Google has moved Gemini Embedding 2 from preview into general availability, turning one of its more interesting AI infrastructure releases into a production-supported service.

What changed

According to Google's docs, gemini-embedding-2 reached GA on April 22 and is now available through both the Gemini API and Gemini Enterprise Agent Platform. The model maps text, images, audio, video, and PDFs into one shared embedding space, which means developers can build retrieval systems that search across mixed media without stitching together separate embedding stacks.

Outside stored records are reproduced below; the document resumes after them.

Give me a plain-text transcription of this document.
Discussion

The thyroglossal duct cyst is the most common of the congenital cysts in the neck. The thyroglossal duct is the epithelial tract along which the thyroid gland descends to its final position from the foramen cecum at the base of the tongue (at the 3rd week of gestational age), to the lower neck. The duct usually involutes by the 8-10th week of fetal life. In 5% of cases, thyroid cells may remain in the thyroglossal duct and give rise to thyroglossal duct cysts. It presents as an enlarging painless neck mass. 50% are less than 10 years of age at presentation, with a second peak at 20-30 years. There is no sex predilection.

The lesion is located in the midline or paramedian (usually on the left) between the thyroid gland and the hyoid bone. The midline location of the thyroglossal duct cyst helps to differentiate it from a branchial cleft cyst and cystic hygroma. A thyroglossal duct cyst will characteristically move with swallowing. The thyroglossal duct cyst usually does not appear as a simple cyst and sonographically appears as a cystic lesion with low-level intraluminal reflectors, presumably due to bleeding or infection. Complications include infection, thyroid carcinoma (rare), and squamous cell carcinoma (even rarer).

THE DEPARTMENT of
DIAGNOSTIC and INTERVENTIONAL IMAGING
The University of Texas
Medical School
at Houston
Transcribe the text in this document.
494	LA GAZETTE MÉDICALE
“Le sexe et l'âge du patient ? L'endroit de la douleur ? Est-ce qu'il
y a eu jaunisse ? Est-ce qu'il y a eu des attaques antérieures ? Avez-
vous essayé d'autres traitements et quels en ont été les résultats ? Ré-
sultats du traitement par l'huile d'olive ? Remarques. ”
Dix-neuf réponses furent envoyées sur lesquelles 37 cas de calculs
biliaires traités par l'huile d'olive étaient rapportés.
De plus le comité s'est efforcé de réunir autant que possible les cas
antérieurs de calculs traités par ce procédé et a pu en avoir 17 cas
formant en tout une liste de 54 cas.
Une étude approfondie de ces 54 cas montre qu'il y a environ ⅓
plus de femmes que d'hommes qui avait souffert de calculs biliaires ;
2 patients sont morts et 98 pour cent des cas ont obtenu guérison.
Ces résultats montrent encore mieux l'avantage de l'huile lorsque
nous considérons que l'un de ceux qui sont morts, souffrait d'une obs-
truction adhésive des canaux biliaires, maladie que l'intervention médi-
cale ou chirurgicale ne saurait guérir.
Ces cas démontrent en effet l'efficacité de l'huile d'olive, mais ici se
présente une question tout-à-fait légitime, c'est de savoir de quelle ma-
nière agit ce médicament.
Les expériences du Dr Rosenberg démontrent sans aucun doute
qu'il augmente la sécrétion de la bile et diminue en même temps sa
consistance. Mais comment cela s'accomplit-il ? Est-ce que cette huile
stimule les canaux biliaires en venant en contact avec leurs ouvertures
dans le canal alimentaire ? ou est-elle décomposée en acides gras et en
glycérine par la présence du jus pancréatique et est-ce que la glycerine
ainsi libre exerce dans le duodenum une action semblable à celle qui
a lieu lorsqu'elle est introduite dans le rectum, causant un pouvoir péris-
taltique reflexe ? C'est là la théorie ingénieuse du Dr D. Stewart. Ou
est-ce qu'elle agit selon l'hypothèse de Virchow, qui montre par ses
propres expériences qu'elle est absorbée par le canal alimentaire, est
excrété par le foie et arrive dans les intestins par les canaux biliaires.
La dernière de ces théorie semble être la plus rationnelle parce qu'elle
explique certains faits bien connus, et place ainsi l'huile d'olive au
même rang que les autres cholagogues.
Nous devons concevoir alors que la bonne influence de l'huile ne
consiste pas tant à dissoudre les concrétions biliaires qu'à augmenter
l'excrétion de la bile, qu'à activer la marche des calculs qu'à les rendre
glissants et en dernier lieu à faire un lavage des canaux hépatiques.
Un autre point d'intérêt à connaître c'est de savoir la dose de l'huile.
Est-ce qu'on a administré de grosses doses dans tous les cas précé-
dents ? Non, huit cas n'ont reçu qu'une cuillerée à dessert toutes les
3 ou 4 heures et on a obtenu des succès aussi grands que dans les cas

Google says the model produces 3,072-dimensional vectors by default, supports custom task instructions such as code retrieval or search ranking, and lets teams shrink output size with output_dimensionality when storage cost matters. The published limits are also concrete enough for production planning: up to 8,192 text tokens, 6 images, 80 to 120 seconds of video depending on audio, 180 seconds of audio, and 6 PDF pages per prompt.

Why it matters

The March preview already signaled Google's interest in multimodal retrieval, but GA matters more than the initial launch. It gives developers a clearer green light to use the model in customer-facing search, RAG, and agent memory pipelines instead of treating it as an experiment.

Google's companion blog post focuses on those practical workloads, including multimodal RAG, reranking, visual search, and clustering. The important takeaway is simpler: embedding infrastructure is becoming more media-native, and Google now wants that layer to be part of the standard toolkit for production AI systems.